If you have £3,000 to spend and you’d really like to dedicate £1,000 of it to something else, giving the design team that knowledge helps everyone. Then you won’t get something that costs £3,500 that you want but cannot pay for. Without trust, there isn’t a basis for working together.
The ideal approach is to bring in your designer as early as you can. The design team can then help you arrive at realistic cost parameters that relate to your objectives in lieu of you budget figure. At this stage it is quite feasible to put together a budget range based upon a broad scope of a project or program. Individual estimates can be provided, for example: design concepts, design development and production, photography, illustration, copywriting and printing estimates and web programming.

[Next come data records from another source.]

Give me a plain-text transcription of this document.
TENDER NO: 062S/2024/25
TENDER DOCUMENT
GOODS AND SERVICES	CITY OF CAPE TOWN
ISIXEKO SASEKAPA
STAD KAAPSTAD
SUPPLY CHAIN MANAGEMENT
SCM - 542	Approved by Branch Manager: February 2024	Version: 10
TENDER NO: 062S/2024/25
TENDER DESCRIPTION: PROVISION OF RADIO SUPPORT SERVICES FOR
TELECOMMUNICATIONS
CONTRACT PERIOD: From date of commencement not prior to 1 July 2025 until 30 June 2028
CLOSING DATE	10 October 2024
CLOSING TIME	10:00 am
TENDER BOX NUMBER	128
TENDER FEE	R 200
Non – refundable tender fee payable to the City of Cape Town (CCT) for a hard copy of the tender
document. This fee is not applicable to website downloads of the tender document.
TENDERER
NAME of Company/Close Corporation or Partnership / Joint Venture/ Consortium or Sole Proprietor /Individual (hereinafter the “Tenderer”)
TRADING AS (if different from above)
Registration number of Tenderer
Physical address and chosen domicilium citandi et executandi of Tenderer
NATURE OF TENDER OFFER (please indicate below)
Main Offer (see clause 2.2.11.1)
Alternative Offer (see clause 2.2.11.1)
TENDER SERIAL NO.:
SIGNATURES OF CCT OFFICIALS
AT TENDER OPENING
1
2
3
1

The more informed you are as a client about what things cost, the more effective you can be in guiding a project. You should know, for instance, that if your design firm hires outside talent such as writers, photographers and illustrators and pays them, it is standard policy to markup (generally, 20 %) the fees charged by these professionals. You can choose to pay these contributors directly to avoid the markup, but this should be addressed at the time they’re hired. Printing, historically, has been treated the same way.
You should also be aware that photographers, illustrators and writers are generally paid a “kill fee” if a project is cancelled after work has started. That’s because talent is in constant demand and accepting one project often means turning other work away. In the case of photography, expect to pay when a photo shoot is cancelled. And remember that unless you stipulate otherwise, you are buying one-time usage of the photographs – not the work itself – and that copyright laws are in force the moment the shutter trips. If you want unlimited use, you will have to negotiate and pay for it.
Bear in mind with any business there are always terms and conditions and they set out the ground rules of which a trusted relationship will work.
Who leads and who follows?
It is the client’s responsibility to lead a project and the designer’s to design and manage the design process. Don’t confuse leadership with involvement. As the person representing the client, you might want a great deal of involvement, or very little. If you provide leadership, your participation can be whatever you want it to be.
There are countless volumes on the subject of leadership, so we won’t presume to give leadership lessons here. The same general principles apply. In a design project, leadership requires that you give clear direction at the outset. You must be available when needed by the design team and ready to make decisions in a timely manner. You should understand how the design supports your objectives (so you can sell it). You will need to monitor major delivery points and be prepared to get the necessary approvals. On this last point, some designers are excellent presenters, and, in fact, like to present their work to the final authority. But while they can be persuasive, they are not the ones to get the Final sign-off. As the leader of the team, you are the deal-maker, the closer.
If you identify and articulate your objectives, establish your process early, see that the design team has access to what it needs from you, have a detailed budget and schedule to measure progress with, and lead the process from beginning to end, there is no reason that you won’t be able to enjoy the design process as much as the end product.
At least, that’s how many of our members and their clients see it.